My interest in e-books and their role in e-learning has stayed high, both for unexpected reasons and because of further news.
Interviewed in The Guardian, John Makinson, Penguin’s chief executive, told us that what matters is that people read, not how they choose to do it. Penguin is part of Pearson, a company dominated by educational publishing. Makinson thinks ‘the very definition of a book is up for grabs’. Penguin has just published a version of Ken Follett’s The Pillars of the Earth for the iPad (in the US) with embedded scenes from the TV adaptation, plus excerpts from the soundtrack and Follett’s video diary that he kept when making the TV.
The same day, The Guardian reported that Amazon UK had brought out a new version of the Kindle e-book reader, to hold as many as 3,500 books. Amazon UK now also has an e-book store with 400,000 titles for the Kindle.

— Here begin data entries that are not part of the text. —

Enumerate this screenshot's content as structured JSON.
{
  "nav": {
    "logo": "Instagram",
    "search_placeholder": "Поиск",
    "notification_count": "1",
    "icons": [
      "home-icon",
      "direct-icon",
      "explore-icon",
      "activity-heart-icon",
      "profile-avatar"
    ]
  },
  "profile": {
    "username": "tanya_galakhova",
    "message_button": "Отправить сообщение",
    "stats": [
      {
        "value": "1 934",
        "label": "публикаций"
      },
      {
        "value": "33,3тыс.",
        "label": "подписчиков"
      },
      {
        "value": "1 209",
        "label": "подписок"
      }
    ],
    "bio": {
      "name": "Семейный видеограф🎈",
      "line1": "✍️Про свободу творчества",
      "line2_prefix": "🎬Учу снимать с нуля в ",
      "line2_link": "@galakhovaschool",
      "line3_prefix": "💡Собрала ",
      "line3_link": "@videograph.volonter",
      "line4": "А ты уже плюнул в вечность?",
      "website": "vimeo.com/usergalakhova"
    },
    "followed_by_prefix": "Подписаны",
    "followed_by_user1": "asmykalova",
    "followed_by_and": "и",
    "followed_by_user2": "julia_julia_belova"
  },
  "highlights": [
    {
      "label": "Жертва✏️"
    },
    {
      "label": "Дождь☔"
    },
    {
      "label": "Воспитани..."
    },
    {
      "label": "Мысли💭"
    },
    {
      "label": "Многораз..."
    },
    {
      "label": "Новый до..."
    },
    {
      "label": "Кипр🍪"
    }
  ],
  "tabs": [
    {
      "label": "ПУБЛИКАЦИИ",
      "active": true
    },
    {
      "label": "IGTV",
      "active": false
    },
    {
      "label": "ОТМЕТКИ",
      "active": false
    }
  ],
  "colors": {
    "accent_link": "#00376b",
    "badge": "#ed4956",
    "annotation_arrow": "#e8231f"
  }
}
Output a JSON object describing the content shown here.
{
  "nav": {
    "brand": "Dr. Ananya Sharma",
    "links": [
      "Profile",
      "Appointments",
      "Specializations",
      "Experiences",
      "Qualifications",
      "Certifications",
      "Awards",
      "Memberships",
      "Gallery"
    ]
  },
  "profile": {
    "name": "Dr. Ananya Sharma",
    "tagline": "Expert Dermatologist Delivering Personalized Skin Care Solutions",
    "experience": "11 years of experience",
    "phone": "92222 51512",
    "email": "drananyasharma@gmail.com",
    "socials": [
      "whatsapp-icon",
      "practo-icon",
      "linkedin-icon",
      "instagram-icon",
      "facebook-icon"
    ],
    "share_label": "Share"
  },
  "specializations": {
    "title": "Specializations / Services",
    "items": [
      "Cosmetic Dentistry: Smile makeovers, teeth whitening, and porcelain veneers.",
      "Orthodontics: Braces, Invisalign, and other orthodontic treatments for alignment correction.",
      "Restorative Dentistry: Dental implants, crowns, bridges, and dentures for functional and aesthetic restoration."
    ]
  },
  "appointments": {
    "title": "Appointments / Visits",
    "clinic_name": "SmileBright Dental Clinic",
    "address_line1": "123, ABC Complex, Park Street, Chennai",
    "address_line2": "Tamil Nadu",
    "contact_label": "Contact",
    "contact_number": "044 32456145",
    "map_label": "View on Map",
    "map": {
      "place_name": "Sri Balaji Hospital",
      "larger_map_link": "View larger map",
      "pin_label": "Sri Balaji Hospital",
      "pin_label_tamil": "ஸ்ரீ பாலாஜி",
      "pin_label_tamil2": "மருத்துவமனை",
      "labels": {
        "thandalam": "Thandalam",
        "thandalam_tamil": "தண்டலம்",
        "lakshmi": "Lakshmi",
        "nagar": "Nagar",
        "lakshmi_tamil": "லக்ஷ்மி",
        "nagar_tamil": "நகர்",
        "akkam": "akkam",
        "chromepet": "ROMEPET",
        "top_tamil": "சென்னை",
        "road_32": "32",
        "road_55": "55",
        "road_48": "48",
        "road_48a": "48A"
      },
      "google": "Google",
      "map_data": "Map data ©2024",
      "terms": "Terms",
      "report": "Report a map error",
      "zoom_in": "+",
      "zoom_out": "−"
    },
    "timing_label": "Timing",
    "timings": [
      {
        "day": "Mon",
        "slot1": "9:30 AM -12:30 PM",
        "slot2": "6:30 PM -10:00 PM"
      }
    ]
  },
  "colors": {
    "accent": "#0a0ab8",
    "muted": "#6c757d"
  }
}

Learning technologists cannot simply ignore this kind of news, even if their academic colleagues in faculties and departments are slow to respond to it! BDRA’s DUCKLING project showed that an early model e-book reader probably had too many disadvantages to be popular among academics and students, but, like all new technology, readers will improve – and already have.
I was surprised last week by a technophobe I know well. Her very excited response was to an e-book on the iPad. Her excitement was not just because the screen was clear, the font could be enlarged, the pages were easy to turn, or the iPad could hold thousands of books. It was because she has become allergic to book dust and cannot read paper books for long because of that. She saw the iPad as opening up boundless new opportunities for dustless reading.
Doubtless somebody somewhere is considering doing research on how e-book readers can compensate for learners’ disabilities of one kind or another. That could be a new field for BDRA.